Compared to the single location analysis in Vignette 1, an additional
argument is needed for the blup
function to specify the
index coefficients, which are interpreted as the relative weight for
each location after standardization to unit variance. The following code
compares the reliability for BV predictions in WI vs. NC.
prep1 <- blup_prep(data=blues,vcov=vcov,geno=geno,vars=ans2c$vars)
WI.index <- c(WI=1, NC=0, OR=0, NY=0, MO=0, MI=0)
NC.index <- c(WI=0, NC=1, OR=0, NY=0, MO=0, MI=0)
WI.pred <- blup(data=prep1,geno=geno,index.coeff=WI.index,what="BV")
NC.pred <- blup(data=prep1,geno=geno,index.coeff=NC.index,what="BV")
pred <- merge(NC.pred,WI.pred,by="id")
colnames(pred) <- c("id","BV.NC","r2.NC","BV.WI","r2.WI")
ggplot(pred,aes(x=r2.NC,y=r2.WI)) + geom_point() + coord_fixed(ratio=1) + xlim(0.3,0.8) + ylim(0.3,0.8) + geom_line(data=data.frame(x=c(0.3,0.8),y=c(0.3,0.8)),mapping=aes(x=x,y=y),linetype=2) + theme_bw() +
xlab("NC") + ylab("WI") + ggtitle("BV Reliability")
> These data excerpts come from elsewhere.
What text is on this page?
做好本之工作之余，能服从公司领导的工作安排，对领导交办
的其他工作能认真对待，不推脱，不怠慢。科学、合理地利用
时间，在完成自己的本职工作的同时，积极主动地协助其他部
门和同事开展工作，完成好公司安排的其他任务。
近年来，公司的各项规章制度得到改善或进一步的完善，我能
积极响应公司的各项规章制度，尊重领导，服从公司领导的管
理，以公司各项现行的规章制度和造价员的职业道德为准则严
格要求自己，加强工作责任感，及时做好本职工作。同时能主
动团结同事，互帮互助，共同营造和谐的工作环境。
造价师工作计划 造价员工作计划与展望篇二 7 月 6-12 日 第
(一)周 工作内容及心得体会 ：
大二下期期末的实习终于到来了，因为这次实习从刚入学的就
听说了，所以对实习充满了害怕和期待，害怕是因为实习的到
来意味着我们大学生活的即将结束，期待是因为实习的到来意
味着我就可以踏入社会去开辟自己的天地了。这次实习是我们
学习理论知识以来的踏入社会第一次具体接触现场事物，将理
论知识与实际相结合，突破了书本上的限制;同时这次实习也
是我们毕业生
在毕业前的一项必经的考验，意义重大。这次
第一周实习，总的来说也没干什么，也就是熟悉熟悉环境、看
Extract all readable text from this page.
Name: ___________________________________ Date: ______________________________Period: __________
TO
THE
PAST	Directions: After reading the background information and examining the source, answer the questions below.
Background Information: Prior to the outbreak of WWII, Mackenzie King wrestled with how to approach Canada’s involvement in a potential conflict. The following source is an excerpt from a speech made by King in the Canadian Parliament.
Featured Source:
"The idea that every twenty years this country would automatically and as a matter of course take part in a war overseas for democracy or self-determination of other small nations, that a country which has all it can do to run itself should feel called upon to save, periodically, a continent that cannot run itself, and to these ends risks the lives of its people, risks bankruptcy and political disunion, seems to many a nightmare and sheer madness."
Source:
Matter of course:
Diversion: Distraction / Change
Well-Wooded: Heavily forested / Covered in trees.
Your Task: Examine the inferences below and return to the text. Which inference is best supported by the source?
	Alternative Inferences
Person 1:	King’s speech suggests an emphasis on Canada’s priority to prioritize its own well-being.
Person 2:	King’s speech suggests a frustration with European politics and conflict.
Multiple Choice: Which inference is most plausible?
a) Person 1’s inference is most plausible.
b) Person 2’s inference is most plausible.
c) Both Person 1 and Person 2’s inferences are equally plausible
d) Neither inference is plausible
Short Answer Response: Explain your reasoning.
The above figure shows that breeding values were predicted with higher reliability in WI than NC, which is to be expected from the high correlation between WI and the other four sites (OR,MO,MI,NY) compared to NC.
The mask
argument for blup_prep
can be used
to mask individuals at one or more locations, to explore the accuracy of
prediction into new environments. Whereas the previous analysis
determined the reliability of GEBVs in WI when WI phenotypes are
available, the next analysis excludes WI phenotypes:
WI.env <- unique(blues$env[blues$loc=="WI"])
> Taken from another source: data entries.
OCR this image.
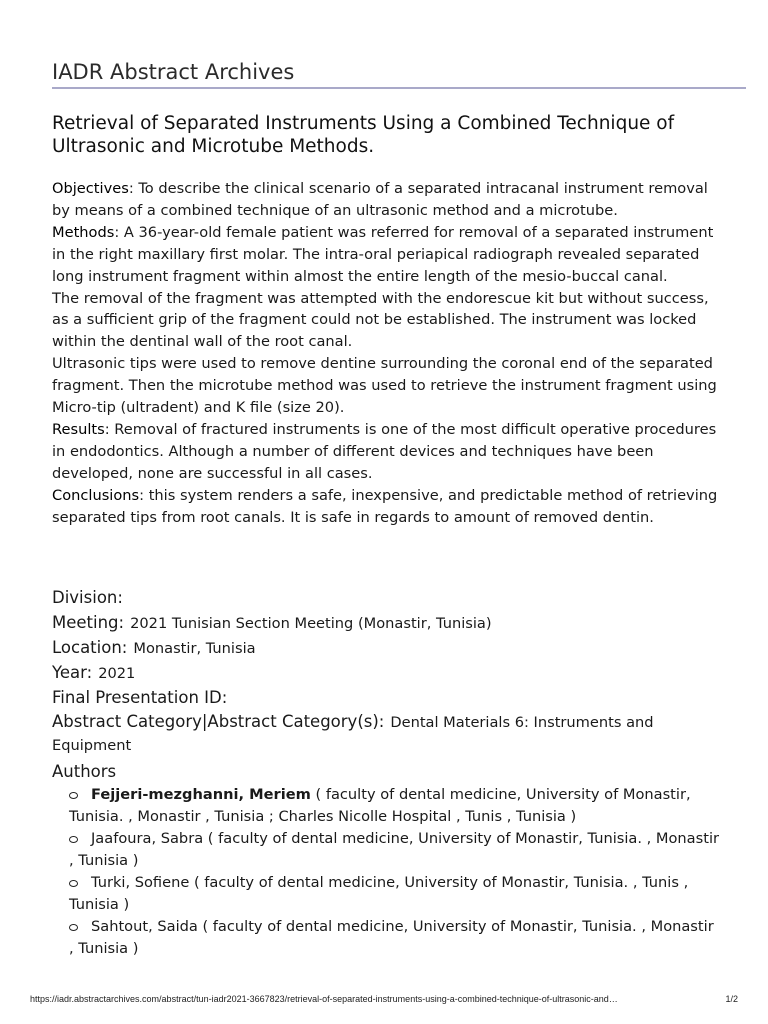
IADR Abstract Archives
Retrieval of Separated Instruments Using a Combined Technique of Ultrasonic and Microtube Methods.

Objectives: To describe the clinical scenario of a separated intracanal instrument removal by means of a combined technique of an ultrasonic method and a microtube.

Methods: A 36-year-old female patient was referred for removal of a separated instrument in the right maxillary first molar. The intra-oral periapical radiograph revealed separated long instrument fragment within almost the entire length of the mesio-buccal canal.

The removal of the fragment was attempted with the endorescue kit but without success, as a sufficient grip of the fragment could not be established. The instrument was locked within the dentinal wall of the root canal.

Ultrasonic tips were used to remove dentine surrounding the coronal end of the separated fragment. Then the microtube method was used to retrieve the instrument fragment using Micro-tip (ultradent) and K file (size 20).

Results: Removal of fractured instruments is one of the most difficult operative procedures in endodontics. Although a number of different devices and techniques have been developed, none are successful in all cases.

Conclusions: this system renders a safe, inexpensive, and predictable method of retrieving separated tips from root canals. It is safe in regards to amount of removed dentin.

Division:
Meeting: 2021 Tunisian Section Meeting (Monastir, Tunisia)
Location: Monastir, Tunisia
Year: 2021
Final Presentation ID:
Abstract Category|Abstract Category(s): Dental Materials 6: Instruments and Equipment
Authors
Fejjeri-mezghanni, Meriem ( faculty of dental medicine, University of Monastir, Tunisia. , Monastir , Tunisia ; Charles Nicolle Hospital , Tunis , Tunisia )
Jaafoura, Sabra ( faculty of dental medicine, University of Monastir, Tunisia. , Monastir , Tunisia )
Turki, Sofiene ( faculty of dental medicine, University of Monastir, Tunisia. , Tunis , Tunisia )
Sahtout, Saida ( faculty of dental medicine, University of Monastir, Tunisia. , Monastir , Tunisia )
https://iadr.abstractarchives.com/abstract/tun-iadr2021-3667823/retrieval-of-separated-instruments-using-a-combined-technique-of-ultrasonic-and…	1/2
prep2 <- blup_prep(data=blues,vcov=vcov,geno=geno,vars=ans2c$vars,
mask=data.frame(env=WI.env))
pred2 <- blup(data=prep2,geno=geno,index.coeff=WI.index,what="BV")
plot.data <- merge(pred2[,c("id","r2")],WI.pred[,c("id","r2")],by="id")
colnames(plot.data) <- c("id","without.WI.pheno","with.WI.pheno")
ggplot(plot.data,aes(x=without.WI.pheno,y=with.WI.pheno)) + geom_point() + coord_fixed(ratio=1) + xlim(0.3,0.8) + ylim(0.3,0.8) + geom_line(data=data.frame(x=c(0.3,0.8),y=c(0.3,0.8)),mapping=aes(x=x,y=y),linetype=2) + theme_bw() +
xlab("Without WI phenotypes") + ylab("With WI phenotypes") + ggtitle("WI BV Reliability")
As expected, the reliability was higher with WI phenotypes.